Tariq Ali has had a long and varied career as a political activist, editor of New Left magazine, documentary filmmaker, fiction writer, journalist and Mick Jagger’s muse for the Rolling Stones’ song “Street Fighting Man” back in 1968. And while he might not “shout and scream,” “kill the king” or “rail at all the servants,” he did sit down with the Tribune to discuss the finer points of his work.
As a vocal critic of U.S. policy in general, do you think that the United States too often compromises with authoritarian regimes at the expense of supporting democratic movements?
The United States basically doesn’t think like that. It thinks in terms of who serves its interests the best. If it’s a democratic regime, they’ll work with that; if it’s a military regime, they’ll work with that; if it’s a monarchy isolated from its people, they’ll work with that. There are all sorts of regimes they’ll work with. They have one determinant: Is this helpful to us or not? I believe in increasing and enhancing democracy and democratic accountability on every level, but that is not the way of the world at the moment.
In your book The Clash of Fundamentalisms, you framed post-9/11 global terrorism as a clash between two different fundamentalist ideologies: the Islamist jihadists and a radical imperialistic American foreign policy. Can you elaborate on these ideas?
U.S. foreign policy has essentially helped to produce the people that it is now fighting. The crucible that formed most jihadist leaders was the U.S.-backed jihad against the Russians in Afghanistan in the late 80s and early 90s. It’s difficult to understand the anger of the jihadists with the United States unless you know that part of the anger is a result of being dumped by the United States. They used to be armed and funded by the United States, and when that stopped happening after the collapse of communism, a lot of the jihadist moved to other directions and decided they were going to take on the United States.
Can you expand on what you call “fundamentalism” in U.S. foreign policy?

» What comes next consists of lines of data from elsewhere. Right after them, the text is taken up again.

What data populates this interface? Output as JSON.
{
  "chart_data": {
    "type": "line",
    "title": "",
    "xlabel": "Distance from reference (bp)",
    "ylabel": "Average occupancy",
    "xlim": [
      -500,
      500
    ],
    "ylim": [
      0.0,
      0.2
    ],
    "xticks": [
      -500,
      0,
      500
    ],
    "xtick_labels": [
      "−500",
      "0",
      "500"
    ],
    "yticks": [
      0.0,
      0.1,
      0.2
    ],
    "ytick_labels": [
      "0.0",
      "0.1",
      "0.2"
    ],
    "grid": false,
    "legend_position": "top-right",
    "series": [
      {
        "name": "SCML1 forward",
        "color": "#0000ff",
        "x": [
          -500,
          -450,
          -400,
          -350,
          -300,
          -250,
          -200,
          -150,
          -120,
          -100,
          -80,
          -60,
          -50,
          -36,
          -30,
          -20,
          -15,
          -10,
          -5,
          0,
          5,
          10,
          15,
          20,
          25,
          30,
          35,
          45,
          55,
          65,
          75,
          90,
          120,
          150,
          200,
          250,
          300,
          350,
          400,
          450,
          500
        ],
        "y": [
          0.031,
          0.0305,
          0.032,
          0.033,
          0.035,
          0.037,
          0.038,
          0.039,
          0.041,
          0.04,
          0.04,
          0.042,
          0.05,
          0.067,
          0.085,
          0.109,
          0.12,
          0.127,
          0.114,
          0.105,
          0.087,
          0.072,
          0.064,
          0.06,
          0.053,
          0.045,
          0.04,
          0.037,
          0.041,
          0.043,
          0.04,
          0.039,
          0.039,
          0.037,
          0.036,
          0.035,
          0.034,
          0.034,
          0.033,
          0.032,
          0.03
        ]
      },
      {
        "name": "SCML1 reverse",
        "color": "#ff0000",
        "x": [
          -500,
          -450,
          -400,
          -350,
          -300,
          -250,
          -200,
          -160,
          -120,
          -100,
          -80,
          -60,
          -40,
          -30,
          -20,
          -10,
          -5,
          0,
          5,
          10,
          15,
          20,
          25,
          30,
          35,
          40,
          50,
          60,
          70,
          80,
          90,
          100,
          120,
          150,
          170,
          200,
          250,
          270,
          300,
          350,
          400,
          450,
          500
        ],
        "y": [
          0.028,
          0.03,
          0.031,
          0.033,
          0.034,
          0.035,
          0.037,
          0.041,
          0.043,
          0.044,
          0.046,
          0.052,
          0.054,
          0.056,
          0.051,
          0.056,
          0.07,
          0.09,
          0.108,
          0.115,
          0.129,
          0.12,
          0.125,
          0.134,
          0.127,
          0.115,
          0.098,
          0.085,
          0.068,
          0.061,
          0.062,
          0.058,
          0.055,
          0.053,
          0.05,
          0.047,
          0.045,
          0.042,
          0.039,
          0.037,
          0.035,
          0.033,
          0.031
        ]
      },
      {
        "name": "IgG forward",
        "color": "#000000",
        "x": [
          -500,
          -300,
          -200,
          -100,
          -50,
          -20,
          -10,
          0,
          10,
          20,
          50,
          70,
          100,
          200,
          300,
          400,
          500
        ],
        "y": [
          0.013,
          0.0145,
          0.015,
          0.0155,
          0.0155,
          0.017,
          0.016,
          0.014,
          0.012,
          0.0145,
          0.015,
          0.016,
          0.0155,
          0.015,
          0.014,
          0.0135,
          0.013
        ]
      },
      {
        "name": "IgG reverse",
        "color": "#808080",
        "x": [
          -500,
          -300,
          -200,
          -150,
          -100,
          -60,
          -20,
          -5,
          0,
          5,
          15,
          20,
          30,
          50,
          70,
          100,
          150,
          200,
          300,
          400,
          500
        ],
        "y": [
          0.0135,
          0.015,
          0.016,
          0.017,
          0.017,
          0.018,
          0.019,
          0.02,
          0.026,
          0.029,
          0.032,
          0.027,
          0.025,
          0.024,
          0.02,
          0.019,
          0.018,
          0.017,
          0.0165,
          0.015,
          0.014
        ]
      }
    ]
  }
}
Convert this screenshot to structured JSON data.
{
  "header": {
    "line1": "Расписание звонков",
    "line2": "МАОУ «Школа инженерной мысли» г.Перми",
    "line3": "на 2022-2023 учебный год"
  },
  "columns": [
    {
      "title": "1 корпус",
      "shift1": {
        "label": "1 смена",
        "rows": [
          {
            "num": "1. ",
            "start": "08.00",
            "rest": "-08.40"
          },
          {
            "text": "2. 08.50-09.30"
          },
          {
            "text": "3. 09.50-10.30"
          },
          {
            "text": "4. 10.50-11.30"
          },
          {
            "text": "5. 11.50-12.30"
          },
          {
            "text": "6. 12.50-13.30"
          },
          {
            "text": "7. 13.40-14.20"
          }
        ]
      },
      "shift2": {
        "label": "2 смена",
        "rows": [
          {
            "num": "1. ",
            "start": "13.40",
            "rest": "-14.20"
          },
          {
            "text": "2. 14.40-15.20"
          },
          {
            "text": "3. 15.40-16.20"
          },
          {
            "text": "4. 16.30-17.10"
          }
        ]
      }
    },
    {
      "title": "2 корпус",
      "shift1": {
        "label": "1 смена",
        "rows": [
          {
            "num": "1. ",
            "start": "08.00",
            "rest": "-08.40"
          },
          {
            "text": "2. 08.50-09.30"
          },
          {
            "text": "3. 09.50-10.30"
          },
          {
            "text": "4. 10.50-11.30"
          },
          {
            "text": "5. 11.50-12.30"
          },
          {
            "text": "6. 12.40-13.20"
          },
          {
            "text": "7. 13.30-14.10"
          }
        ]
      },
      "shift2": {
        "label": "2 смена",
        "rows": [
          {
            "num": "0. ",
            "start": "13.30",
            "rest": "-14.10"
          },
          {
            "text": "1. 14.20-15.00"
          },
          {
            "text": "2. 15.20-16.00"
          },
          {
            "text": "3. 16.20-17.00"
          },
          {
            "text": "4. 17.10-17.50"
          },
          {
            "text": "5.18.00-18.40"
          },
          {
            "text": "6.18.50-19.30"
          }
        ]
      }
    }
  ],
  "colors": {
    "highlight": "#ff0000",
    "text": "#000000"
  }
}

What I’m talking about is the concept of imperial fundamentalism. Empires act in their own interests and like to project these interests as the interests of Western civilization. That gives their actions a fundamentalism-that because they’re doing it, it’s got to be right. That certainty, which is the hallmark of most imperial fundamentalism, which you see mostly clearly in [American Vice-President Dick] Cheney and [former American Secretary of Defense Donald] Rumsfeld is something that is very similar to the divine inspiration that religious fundamentalists claim.
You had a quote from The Clash of Fundamentalisms that was rather controversial which stated, “The subjects of the Empire had struck back,” in reference to 9/11. Are you suggesting that U.S. foreign policy during the Cold War period was responsible for the events of 9/11 and late 90s terrorism?
It’s hardly a controversial view. A very prominent U.S. historian, formerly a consultant to the U.S. intelligence agency, wrote a book called Blowback, which was published in 2001, in the middle of the year, in which he said sooner or later there was going to be a terrorist attack on the United States because of what they were up to. The book was completely ignored until 9/11, so what I’m saying is not that controversial.
Some have claimed that U.S. foreign policy is driven by liberal ideology, while others emphasized resources. Which paradigm do you think is a better explanation for U.S. policy?
The U.S. wanted to occupy Iraq and change the regime in order to assert its global hegemony. It’s not that they needed [oil], but they wanted to establish some control on it, vis-Ã -vis the Chinese and some of the eastern players. I don’t believe in any of this liberal nonsense about invading a country and making it into a democratic model. Why hadn’t they done that with Saudi Arabia and Egypt-countries that have been their allies for a long, long time?
One of your books is subtitled “The recolonization of Iraq.” Can you explain this recolonization dynamic that you see in the current war in Iraq?
If you decide to occupy a country, change its government and put your own regime in power, that is essentially a process of colonization. Why I said “recolonization” is because Iraq was created as a British colony under a U.N. mandate, and I was explaining in the book that the Iraqis have a historical memory. They’d resisted the British and fought them off, and they would do the same to the United States, which is exactly what happened at a time when your so-called ‘liberal interventionists’ were insisting [the Americans] would be welcomed with sweets and flowers. That is why I used the recolonization formula-if you try to recolonize a country, you create a resistance, and that’s exactly what’s happening in Iraq.